Think "outside the box."
2) Automation
As marketeer Corey Rudl often preaches,
automation is the biggest, and often the most underestimated, opportunity
of the Internet. Whether it's to communicate with your customers on a
constant basis, to accept orders (such as by credit card), or to fulfill
and expedite your orders, automation should be an important aspect into
which you should look.
Are you implementing processes through which you can automate your
business, its operations and, above all, its marketing?
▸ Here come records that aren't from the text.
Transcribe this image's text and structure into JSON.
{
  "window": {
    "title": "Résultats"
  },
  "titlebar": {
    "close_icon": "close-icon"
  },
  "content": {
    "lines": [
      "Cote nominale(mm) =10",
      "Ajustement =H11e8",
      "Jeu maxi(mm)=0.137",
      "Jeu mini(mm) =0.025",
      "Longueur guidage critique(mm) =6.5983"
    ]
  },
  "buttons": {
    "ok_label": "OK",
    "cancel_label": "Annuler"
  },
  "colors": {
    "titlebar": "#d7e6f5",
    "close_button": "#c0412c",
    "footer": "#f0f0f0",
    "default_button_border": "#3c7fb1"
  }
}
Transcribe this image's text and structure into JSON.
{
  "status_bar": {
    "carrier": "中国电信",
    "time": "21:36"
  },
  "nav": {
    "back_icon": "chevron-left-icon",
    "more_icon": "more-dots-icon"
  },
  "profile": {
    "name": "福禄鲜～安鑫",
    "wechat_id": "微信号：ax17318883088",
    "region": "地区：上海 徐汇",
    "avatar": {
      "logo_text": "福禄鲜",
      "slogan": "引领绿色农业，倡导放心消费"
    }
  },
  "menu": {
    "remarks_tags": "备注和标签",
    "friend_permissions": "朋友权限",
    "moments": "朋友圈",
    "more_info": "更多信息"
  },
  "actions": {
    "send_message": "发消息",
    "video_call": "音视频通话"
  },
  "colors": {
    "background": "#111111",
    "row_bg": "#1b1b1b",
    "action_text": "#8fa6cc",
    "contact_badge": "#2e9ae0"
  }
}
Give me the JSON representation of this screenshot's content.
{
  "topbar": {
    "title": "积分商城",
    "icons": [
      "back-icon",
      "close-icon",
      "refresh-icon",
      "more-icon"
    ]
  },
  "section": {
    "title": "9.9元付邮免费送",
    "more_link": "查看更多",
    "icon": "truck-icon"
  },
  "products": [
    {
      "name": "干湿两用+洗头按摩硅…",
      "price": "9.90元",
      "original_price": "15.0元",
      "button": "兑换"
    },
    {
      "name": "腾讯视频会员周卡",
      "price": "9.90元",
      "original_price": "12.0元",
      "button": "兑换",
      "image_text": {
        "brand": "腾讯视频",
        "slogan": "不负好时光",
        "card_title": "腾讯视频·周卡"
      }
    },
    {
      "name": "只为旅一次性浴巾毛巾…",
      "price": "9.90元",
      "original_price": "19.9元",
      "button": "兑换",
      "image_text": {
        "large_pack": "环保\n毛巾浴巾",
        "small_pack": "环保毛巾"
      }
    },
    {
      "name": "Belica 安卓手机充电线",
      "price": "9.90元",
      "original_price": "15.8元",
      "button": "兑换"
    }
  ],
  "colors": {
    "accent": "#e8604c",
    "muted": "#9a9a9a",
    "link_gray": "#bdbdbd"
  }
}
Are you constantly
thinking of new ways through which your orders can be filled, your
customers can be served and your marketing can be deployed automatically?
Can it all be placed on auto-pilot?
What I call "auto-pilotizing" is the process through which you can
engineer your business so that it can operate with as little intervention
as possible. For instance, Michael Gerber, author of the bestseller "The
E-Myth," states that in today's fast-paced, convenience-seeking culture
business success is often inherent in a business' capability of becoming
auto-pilotized.
In Gerber's words, it is to think of ways in which you can create
multiple copies of your business that are capable of running by themselves
without your intervention. It is even to think of how you can add
individual value to your business, making it possible to separate it from
the owner as well as sell it at a later date.
Now, the goal here is neither franchising your business nor selling
it -- at least not immediately. The concept is to *think* in this manner
right now. It is to think about how you can automate your business today.
And the more you think along those lines, the more value you will add to
your business and your offerings, as well as the more cashflow you will in
turn create.
However, here's a caveat. Keep in mind that the Internet will
demand a more humanizing experience -- a demand that will keep growing
over time. One of John Naisbitt's "Megatrends," from his book of the same
name, is called "high-tech/high-touch." It means that the more automated
we become the more the demand for social interaction will grow. But the
question is, can automation and humanization be combined? Of course.
Technologies exist today for that purpose -- such as CRM ("customer
relationship management").
(While the Internet is still in its infancy, automation and
certainly humanization are definitely younger. Therefore, there may be an
opportunity lurking in there somewhere for you.) Nevertheless, the
bottom-line is to think cashflow, not cash. The more you do, the more
prosperous and successful you will become.